Recently, my wife announced that she was interested in an adjustable bed which led to yet another situation requiring compromise. I was unwilling to trust my back to a different mattress but thankfully discovered, by way of the internet, that Select Comfort offered an adjustable frame onto which we could mount our current mattress.  To determine firsthand what was meant by the term "adjustable", we went to Pasadena to one of Select Comfort's 477 locations. Between my lower back concerns and my wife's penchant for space-age accessories, the combined cost of the original bed and the new frame exceeded what I paid for any of my first three automobiles.

During the initial two weeks with the new adjustable frame, my wife spent her first 45 minutes after coming to bed each night pushing the envelope.  The frame featured four different vibrating massage programs activated by a wireless remote with a glow-in-the-dark LCD dashboard independently controlling both the head and foot of the bed which you could "electronically adjust to your every whim." Frequently these whimsical sessions wouldn't begin until after I had gone to sleep.  Over these two weeks I developed at least a partial insight as to what it must be like for those held at Guantanamo.  

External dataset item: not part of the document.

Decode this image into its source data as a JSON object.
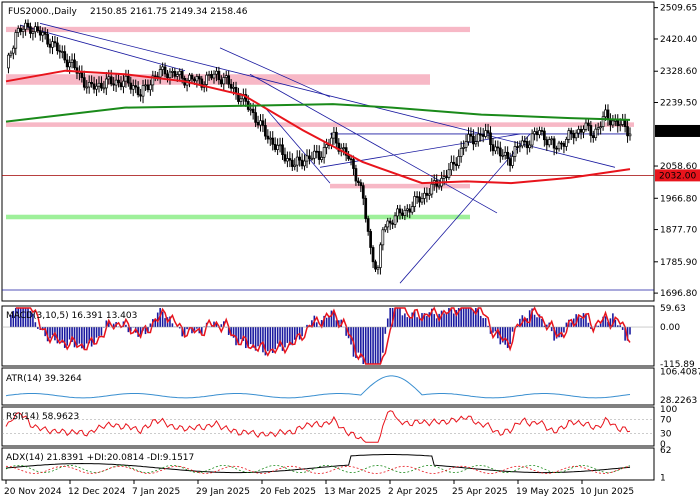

Each night when the interminable series of adjustments accompanied by the groaning of the electric motor finally came to rest, the north-to-south surface of the mattress resembled the seven hills of Rome.  My head was up, my butt down, knees up and feet down.  Much to my horror, at the conclusion of my wife's experimentation phase, this landscape turned out to be her go-to configuration.  I soon realized that it was physically impossible for the body of a human being to recline on its side on a Z-shaped north-to-south axis.  

Fortunately, over time I have developed a way to adapt topographically.  The solution is somewhat difficult to describe.  Simply put, it involves utilizing ridges and valleys that run east-to-west in addition to north-to-south, in which to nestle one's bodily parts such as neck, torso, limbs, etc.  The one remaining situation I have yet to resolve is the jarring affect of awakening each morning to find myself in the shape of a swastika.